# ENS Normalize Python



* Python implementation of the [ENS Name Normalization Standard](https://github.com/adraffy/ensip-norm/blob/main/draft.md).
Thanks to [Adraffy](https://github.com/adraffy) for his leadership in coordinating the definition of this standard with the ENS community.
* Passes **100%** of the [official validation tests](https://github.com/adraffy/ens-normalize.js/tree/main/validate) (validated automatically with pytest, see below).
* Passes an [additional suite of further tests](/tools/updater/update-ens.js#L54) for compatibility with the official [Javascript reference implementation](https://github.com/adraffy/ens-normalize.js) and code testing coverage.

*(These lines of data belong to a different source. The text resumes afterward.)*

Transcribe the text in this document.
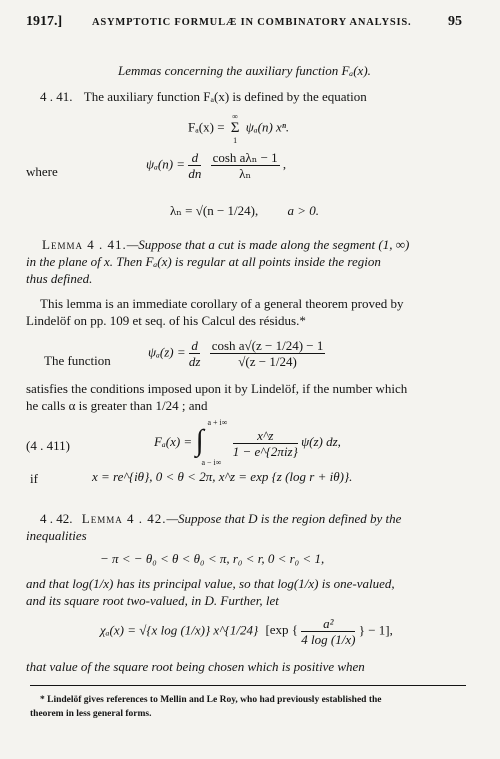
1917.]	ASYMPTOTIC FORMULÆ IN COMBINATORY ANALYSIS.	95
Lemmas concerning the auxiliary function Fₐ(x).
4 . 41. The auxiliary function Fₐ(x) is defined by the equation
Fₐ(x) =
∞
Σ
1
ψₐ(n) xⁿ.
where
$\psi_a(n) = \frac{d}{dn}$
$\frac{\text{cosh aλₙ − 1}}{\text{λₙ}}$ ,
λₙ = √(n − 1/24), a > 0.
Lemma 4 . 41.—Suppose that a cut is made along the segment (1, ∞)
in the plane of x. Then Fₐ(x) is regular at all points inside the region
thus defined.
This lemma is an immediate corollary of a general theorem proved by
Lindelöf on pp. 109 et seq. of his Calcul des résidus.*
The function
$\psi_a(z) = \frac{d}{dz}$
$\frac{\text{cosh a√(z − 1/24) − 1}}{√(z - 1/24)}$
satisfies the conditions imposed upon it by Lindelöf, if the number which
he calls α is greater than 1/24 ; and
(4 . 411)	Fₐ(x) = ∫
a + i∞
a − i∞

$\frac{x\^{}z}{\text{1 − e\textasciicircum{}\{2πiz\}}} \psi(z)$ dz,
if	x = re^{iθ}, 0 < θ < 2π, x^z = exp {z (log r + iθ)}.
4 . 42. Lemma 4 . 42.—Suppose that D is the region defined by the
inequalities
− π < − θ₀ < θ < θ₀ < π, r₀ < r, 0 < r₀ < 1,
and that log(1/x) has its principal value, so that log(1/x) is one-valued,
and its square root two-valued, in D. Further, let
χₐ(x) = √{x log (1/x)} x^{1/24} [exp { $\frac{\text{a²}}{4 \log (1/x)}$ } − 1],
that value of the square root being chosen which is positive when
* Lindelöf gives references to Mellin and Le Roy, who had previously established the
theorem in less general forms.
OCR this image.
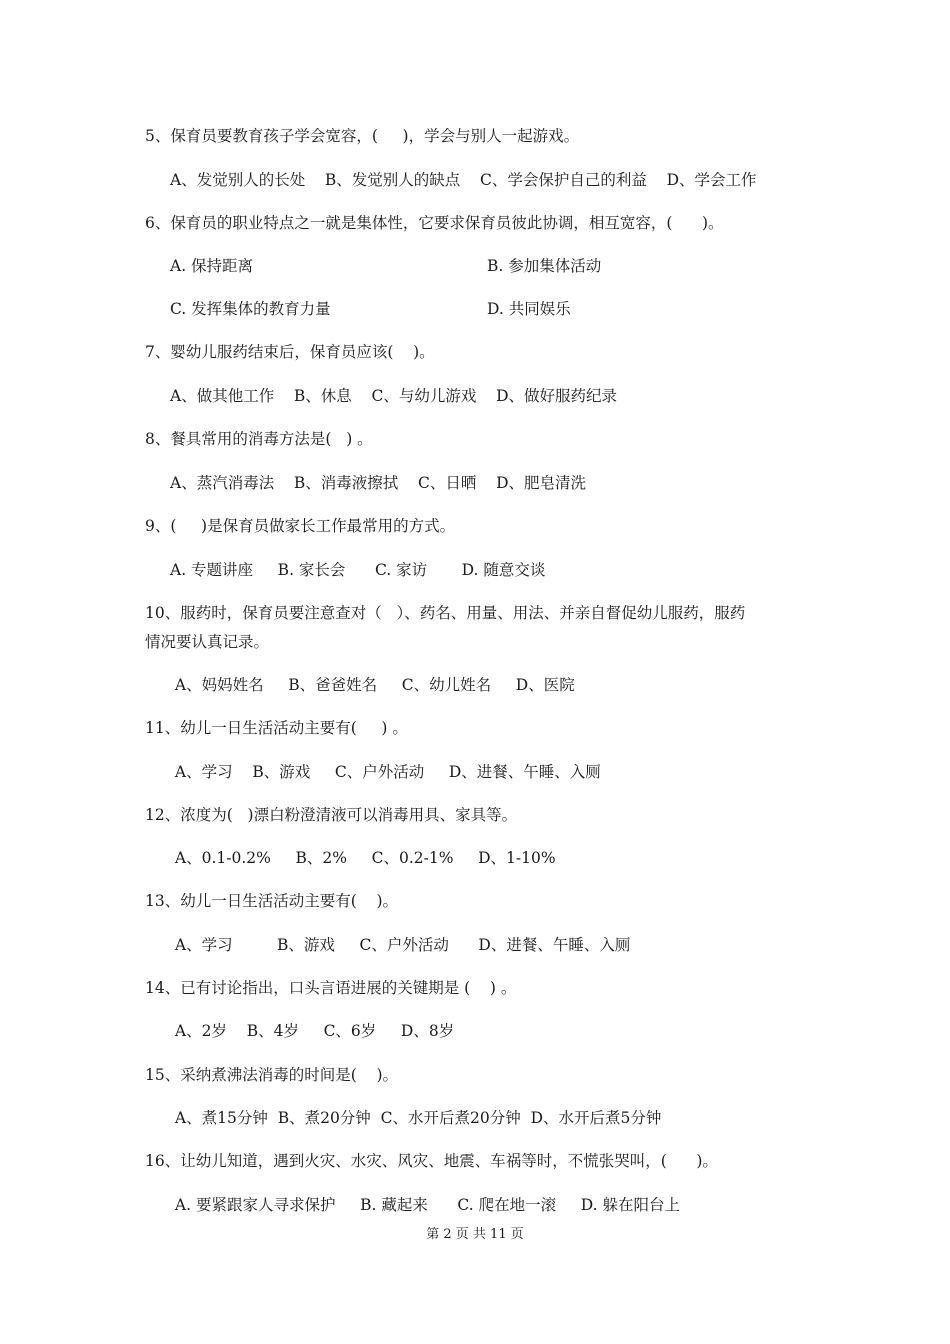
5、保育员要教育孩子学会宽容，(     )，学会与别人一起游戏。
A、发觉别人的长处    B、发觉别人的缺点    C、学会保护自己的利益    D、学会工作
6、保育员的职业特点之一就是集体性，它要求保育员彼此协调，相互宽容，(      )。
A. 保持距离	B. 参加集体活动
C. 发挥集体的教育力量	D. 共同娱乐
7、婴幼儿服药结束后，保育员应该(    )。
A、做其他工作    B、休息    C、与幼儿游戏    D、做好服药纪录
8、餐具常用的消毒方法是(   ) 。
A、蒸汽消毒法    B、消毒液擦拭    C、日晒    D、肥皂清洗
9、(     )是保育员做家长工作最常用的方式。
A. 专题讲座     B. 家长会      C. 家访       D. 随意交谈
10、服药时，保育员要注意查对（   ）、药名、用量、用法、并亲自督促幼儿服药，服药
情况要认真记录。
A、妈妈姓名     B、爸爸姓名     C、幼儿姓名     D、医院
11、幼儿一日生活活动主要有(     ) 。
A、学习    B、游戏     C、户外活动     D、进餐、午睡、入厕
12、浓度为(   )漂白粉澄清液可以消毒用具、家具等。
A、0.1-0.2%     B、2%     C、0.2-1%     D、1-10%
13、幼儿一日生活活动主要有(    )。
A、学习         B、游戏     C、户外活动      D、进餐、午睡、入厕
14、已有讨论指出，口头言语进展的关键期是 (    ) 。
A、2岁    B、4岁     C、6岁     D、8岁
15、采纳煮沸法消毒的时间是(    )。
A、煮15分钟  B、煮20分钟  C、水开后煮20分钟  D、水开后煮5分钟
16、让幼儿知道，遇到火灾、水灾、风灾、地震、车祸等时，不慌张哭叫，(      )。
A. 要紧跟家人寻求保护     B. 藏起来      C. 爬在地一滚     D. 躲在阳台上
第 2 页 共 11 页
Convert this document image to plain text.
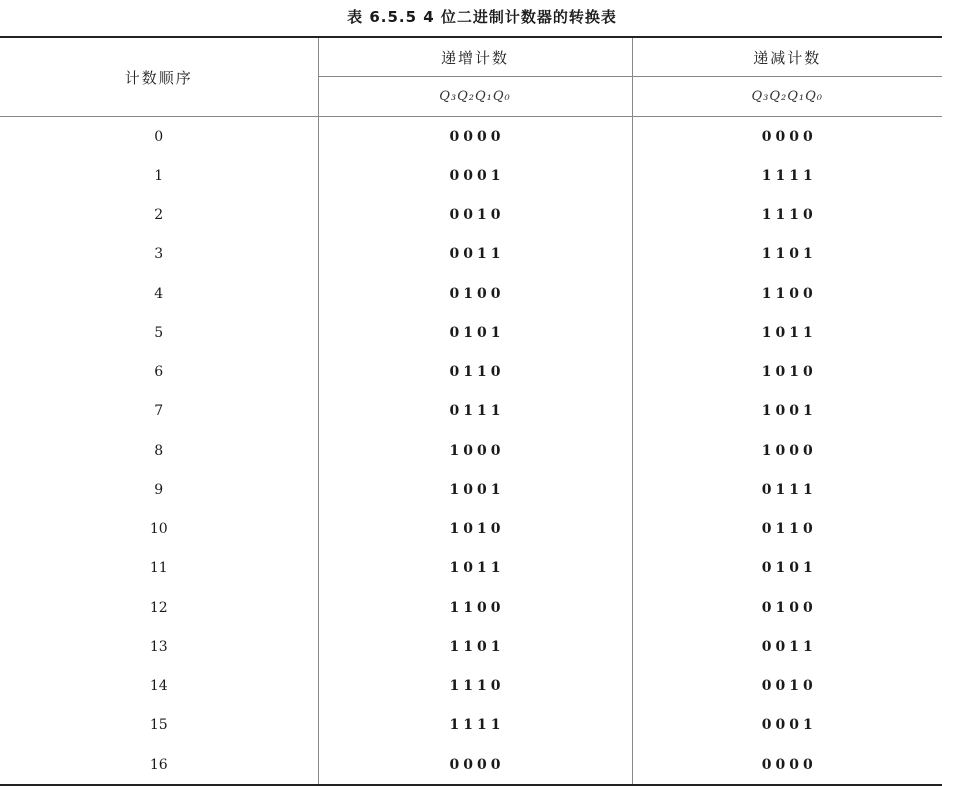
表 6.5.5 4 位二进制计数器的转换表
计数顺序	递增计数	递减计数
	Q₃Q₂Q₁Q₀	Q₃Q₂Q₁Q₀
0	0000	0000
1	0001	1111
2	0010	1110
3	0011	1101
4	0100	1100
5	0101	1011
6	0110	1010
7	0111	1001
8	1000	1000
9	1001	0111
10	1010	0110
11	1011	0101
12	1100	0100
13	1101	0011
14	1110	0010
15	1111	0001
16	0000	0000
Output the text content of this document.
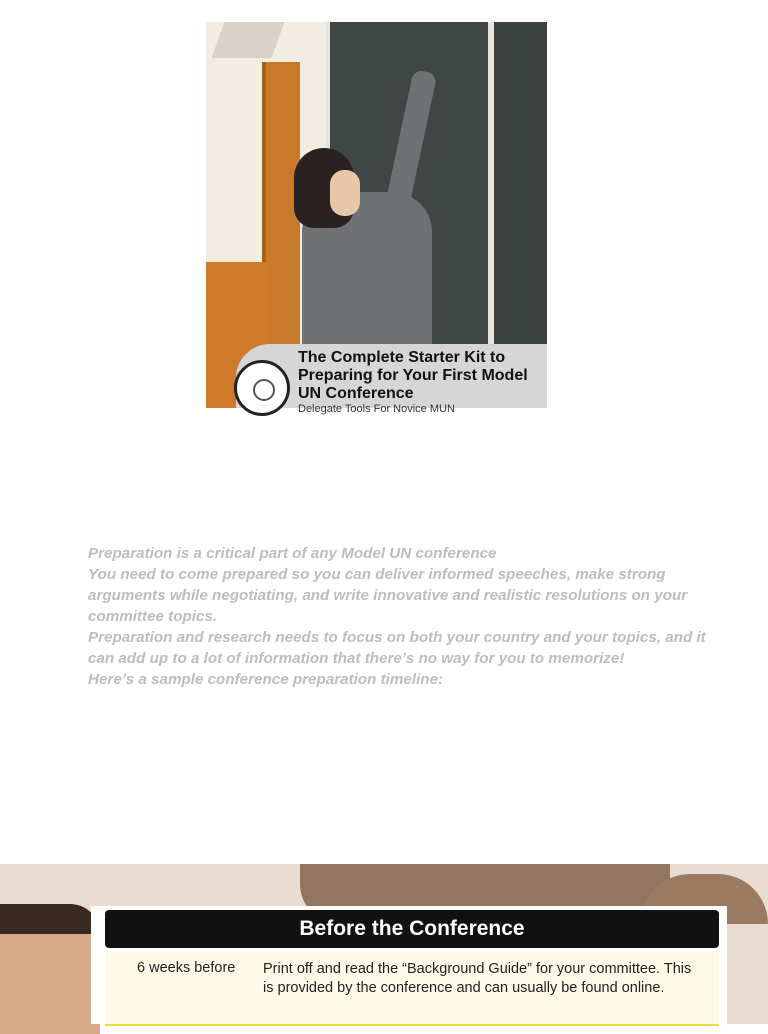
The Complete Starter Kit to Preparing for Your First Model UN Conference
Delegate Tools For Novice MUN

Preparation is a critical part of any Model UN conference

You need to come prepared so you can deliver informed speeches, make strong arguments while negotiating, and write innovative and realistic resolutions on your committee topics.

Preparation and research needs to focus on both your country and your topics, and it can add up to a lot of information that there’s no way for you to memorize!

Here’s a sample conference preparation timeline:

Before the Conference
6 weeks before Print off and read the “Background Guide” for your committee. This is provided by the conference and can usually be found online.
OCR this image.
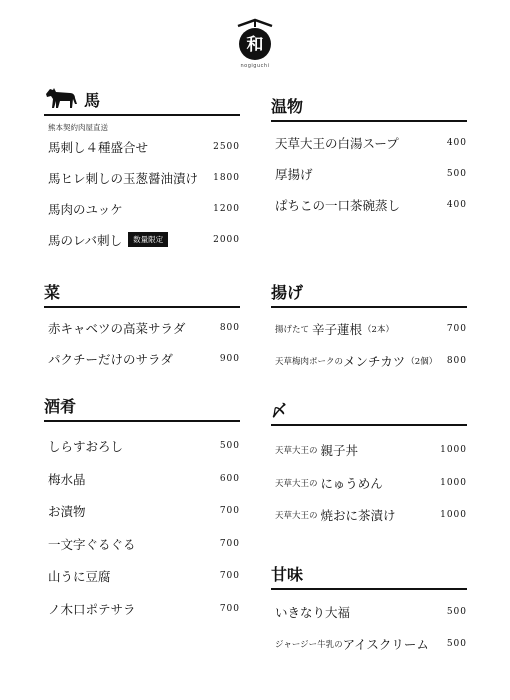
和
nogiguchi
馬
熊本契約肉屋直送
馬刺し４種盛合せ	2500
馬ヒレ刺しの玉葱醤油漬け 1800
馬肉のユッケ	1200
馬のレバ刺し	数量限定	2000
菜
赤キャベツの高菜サラダ	800
パクチーだけのサラダ	900
酒肴
しらすおろし	500
梅水晶	600
お漬物	700
一文字ぐるぐる	700
山うに豆腐	700
ノ木口ポテサラ	700
温物
天草大王の白湯スープ	400
厚揚げ	500
ぱちこの一口茶碗蒸し	400
揚げ
揚げたて 辛子蓮根 （2本）	700
天草梅肉ポークの メンチカツ （2個） 800
〆
天草大王の 親子丼	1000
天草大王の にゅうめん	1000
天草大王の 焼おに茶漬け	1000
甘味
いきなり大福	500
ジャージー牛乳の アイスクリーム 500
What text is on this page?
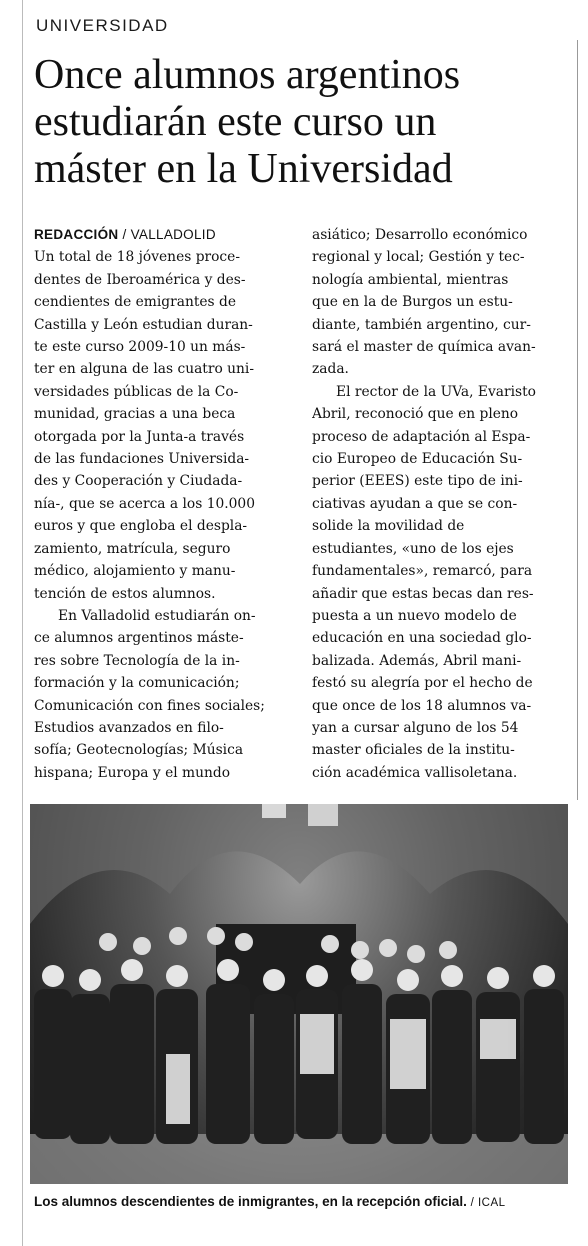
UNIVERSIDAD
Once alumnos argentinos
estudiarán este curso un
máster en la Universidad
REDACCIÓN / VALLADOLID
Un total de 18 jóvenes proce-
dentes de Iberoamérica y des-
cendientes de emigrantes de
Castilla y León estudian duran-
te este curso 2009-10 un más-
ter en alguna de las cuatro uni-
versidades públicas de la Co-
munidad, gracias a una beca
otorgada por la Junta-a través
de las fundaciones Universida-
des y Cooperación y Ciudada-
nía-, que se acerca a los 10.000
euros y que engloba el despla-
zamiento, matrícula, seguro
médico, alojamiento y manu-
tención de estos alumnos.
En Valladolid estudiarán on-
ce alumnos argentinos máste-
res sobre Tecnología de la in-
formación y la comunicación;
Comunicación con fines sociales;
Estudios avanzados en filo-
sofía; Geotecnologías; Música
hispana; Europa y el mundo
asiático; Desarrollo económico
regional y local; Gestión y tec-
nología ambiental, mientras
que en la de Burgos un estu-
diante, también argentino, cur-
sará el master de química avan-
zada.
El rector de la UVa, Evaristo
Abril, reconoció que en pleno
proceso de adaptación al Espa-
cio Europeo de Educación Su-
perior (EEES) este tipo de ini-
ciativas ayudan a que se con-
solide la movilidad de
estudiantes, «uno de los ejes
fundamentales», remarcó, para
añadir que estas becas dan res-
puesta a un nuevo modelo de
educación en una sociedad glo-
balizada. Además, Abril mani-
festó su alegría por el hecho de
que once de los 18 alumnos va-
yan a cursar alguno de los 54
master oficiales de la institu-
ción académica vallisoletana.
Los alumnos descendientes de inmigrantes, en la recepción oficial. / ICAL
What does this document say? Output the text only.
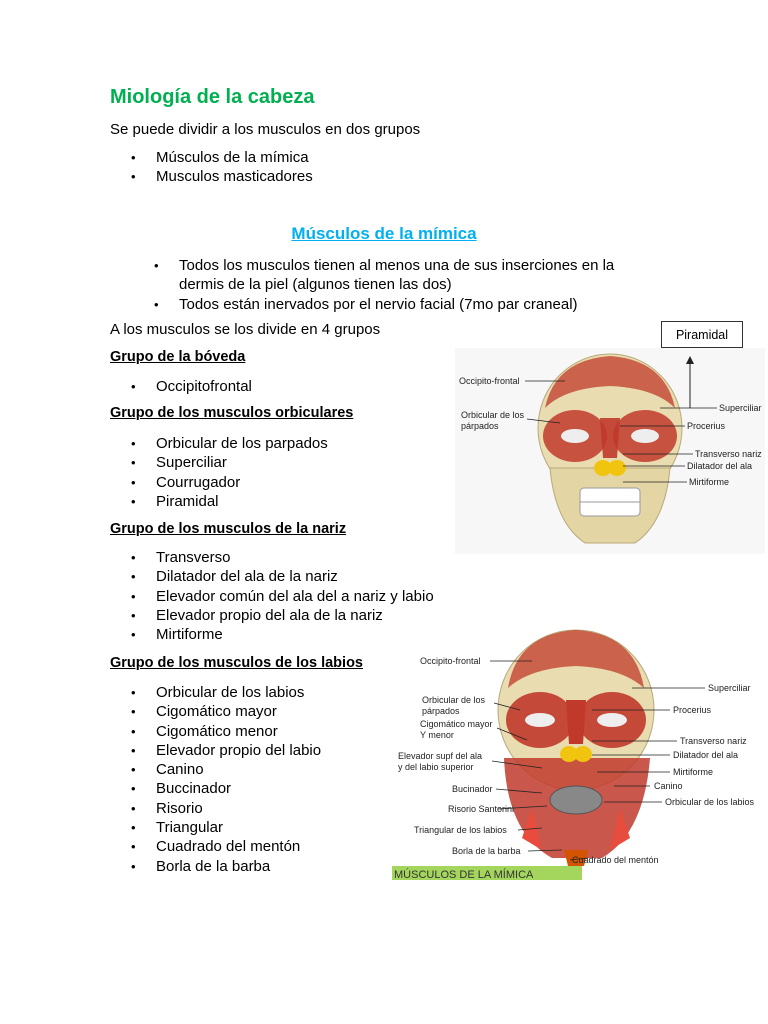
Miología de la cabeza
Se puede dividir a los musculos en dos grupos
• Músculos de la mímica
• Musculos masticadores
Músculos de la mímica
• Todos los musculos tienen al menos una de sus inserciones en la
dermis de la piel (algunos tienen las dos)
• Todos están inervados por el nervio facial (7mo par craneal)
A los musculos se los divide en 4 grupos
Grupo de la bóveda
• Occipitofrontal
Grupo de los musculos orbiculares
• Orbicular de los parpados
• Superciliar
• Courrugador
• Piramidal
Grupo de los musculos de la nariz
• Transverso
• Dilatador del ala de la nariz
• Elevador común del ala del a nariz y labio
• Elevador propio del ala de la nariz
• Mirtiforme
Grupo de los musculos de los labios
• Orbicular de los labios
• Cigomático mayor
• Cigomático menor
• Elevador propio del labio
• Canino
• Buccinador
• Risorio
• Triangular
• Cuadrado del mentón
• Borla de la barba
Piramidal
Occipito-frontal
Orbicular de los
párpados
Superciliar
Procerius
Transverso nariz
Dilatador del ala
Mirtiforme
Occipito-frontal
Orbicular de los
párpados
Cigomático mayor
Y menor
Elevador supf del ala
y del labio superior
Bucinador
Risorio Santorini
Triangular de los labios
Borla de la barba
Superciliar
Procerius
Transverso nariz
Dilatador del ala
Mirtiforme
Canino
Orbicular de los labios
Cuadrado del mentón
MÚSCULOS DE LA MÍMICA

* Based on [JavaScript implementation version 1.9.0](https://github.com/adraffy/ens-normalize.js/tree/4873fbe6393e970e186ab57860cc59cbbb1fa162).
## Glossary
* name - a full domain name, e.g. `nick.eth`
* label - a part of a name separated by a dot, e.g. `nick` and `eth` are labels in `nick.eth`
* normalized name - name that is already in normalized form according to the ENS Normalization Standard
* normalizable name - name that is normalized or that can be converted into a normalized name using `ens_normalize`
* disallowed name - name that is not normalized or normalizable
* curable name - name that may be disallowed but can still be converted into a normalized name using `ens_cure`
* fatal error - a `DisallowedNameError` object thrown by `ens_normalize` that contains only general information about the error and no possible fixes
* curable error - a `CurableError` object (inherits from `DisallowedNameError`) thrown by `ens_normalize` that contains information about a possible fix for the error
## Usage
The package is available on [pypi](https://pypi.org/project/ens-normalize/)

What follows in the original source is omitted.